Через три с половиной часа (Люси снова забыла обо всём на свете, а натурщик, видя, с каким азартом она работает, не стал ей напоминать о времени, пока художница не закончила) рисунок был готов. Девушка немного устало вздохнула и, отложив мелок, потянулась за тряпкой, чтобы вытереть руки, окидывая полученную картину теперь уже общим взглядом, не вдаваясь в детали.
Горный пейзаж. Далеко в ущелье – деревня, несколько домиков, полуразрушенных и объятых почти угасающим пламенем. Небо свинцовое, тяжёлое, безразличное к бедам тех, кто доживает, возможно, последние часы под его покровом. На переднем плане – каменный выступ, достаточно широкий, чтобы вместить скорчившегося, замершего под грузом боли и отчаяния человека. Вернее, дракона в человеческом обличье. Оставшаяся местами на теле шестигранная кирпично-красная чешуя, чёрные когти на руках, уходящий за спину хвост. На шее – свежая рана, и ещё такие же, но чуть меньше, разбросаны по всему телу, перемежаясь с пятнами грязи и копоти.
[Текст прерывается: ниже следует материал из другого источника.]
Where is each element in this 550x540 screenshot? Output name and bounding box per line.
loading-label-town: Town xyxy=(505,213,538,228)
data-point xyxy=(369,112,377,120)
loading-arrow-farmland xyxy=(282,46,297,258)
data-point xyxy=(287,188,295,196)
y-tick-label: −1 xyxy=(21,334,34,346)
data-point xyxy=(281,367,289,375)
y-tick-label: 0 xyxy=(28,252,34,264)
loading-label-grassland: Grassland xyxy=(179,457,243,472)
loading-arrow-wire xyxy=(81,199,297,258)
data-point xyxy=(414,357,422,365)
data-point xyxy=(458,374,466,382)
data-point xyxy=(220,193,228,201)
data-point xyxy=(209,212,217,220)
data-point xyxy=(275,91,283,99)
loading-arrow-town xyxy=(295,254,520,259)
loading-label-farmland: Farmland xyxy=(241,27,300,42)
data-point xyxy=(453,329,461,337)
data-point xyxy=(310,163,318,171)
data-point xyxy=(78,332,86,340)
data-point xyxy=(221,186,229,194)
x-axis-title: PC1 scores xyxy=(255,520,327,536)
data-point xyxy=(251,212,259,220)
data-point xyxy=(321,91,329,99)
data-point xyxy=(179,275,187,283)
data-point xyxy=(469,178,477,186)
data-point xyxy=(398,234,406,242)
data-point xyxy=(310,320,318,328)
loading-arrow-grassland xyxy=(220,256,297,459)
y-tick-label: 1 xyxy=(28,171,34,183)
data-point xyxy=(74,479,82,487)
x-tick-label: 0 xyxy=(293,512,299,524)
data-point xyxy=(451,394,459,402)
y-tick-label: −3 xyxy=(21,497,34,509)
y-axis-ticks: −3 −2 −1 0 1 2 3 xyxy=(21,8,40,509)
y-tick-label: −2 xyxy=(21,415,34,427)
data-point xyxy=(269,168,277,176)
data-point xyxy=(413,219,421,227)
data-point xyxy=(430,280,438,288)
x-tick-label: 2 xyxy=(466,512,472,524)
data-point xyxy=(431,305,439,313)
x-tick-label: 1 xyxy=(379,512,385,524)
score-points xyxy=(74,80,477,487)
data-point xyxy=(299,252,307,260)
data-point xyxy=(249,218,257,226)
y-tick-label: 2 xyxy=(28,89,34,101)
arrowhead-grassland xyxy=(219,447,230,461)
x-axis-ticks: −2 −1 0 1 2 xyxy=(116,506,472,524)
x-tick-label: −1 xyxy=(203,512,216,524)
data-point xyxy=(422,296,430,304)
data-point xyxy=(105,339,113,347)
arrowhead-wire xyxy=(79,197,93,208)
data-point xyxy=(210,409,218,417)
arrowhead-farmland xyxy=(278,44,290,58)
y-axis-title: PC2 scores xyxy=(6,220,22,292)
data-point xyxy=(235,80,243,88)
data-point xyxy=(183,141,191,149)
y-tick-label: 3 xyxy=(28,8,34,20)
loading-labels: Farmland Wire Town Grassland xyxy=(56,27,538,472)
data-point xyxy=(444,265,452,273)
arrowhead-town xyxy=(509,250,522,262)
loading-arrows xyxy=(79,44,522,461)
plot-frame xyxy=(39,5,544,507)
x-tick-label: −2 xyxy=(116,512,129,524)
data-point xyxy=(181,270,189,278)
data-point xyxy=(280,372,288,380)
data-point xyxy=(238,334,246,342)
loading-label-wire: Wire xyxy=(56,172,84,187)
Лица почти не видно, только щека, подбородок и покрытые кровавой коркой губы. И крылья. Поломанные, порванные, от правого – жалкий обрубок с торчащей костью и ошмётками кожи. Дракон, который больше никогда не поднимется в небо…
– Круто ты его, – раздался сбоку голос Нацу. – Чем же он так перед тобой провинился?
– Не знаю, – пожала плечами художница. – По-другому просто не видела.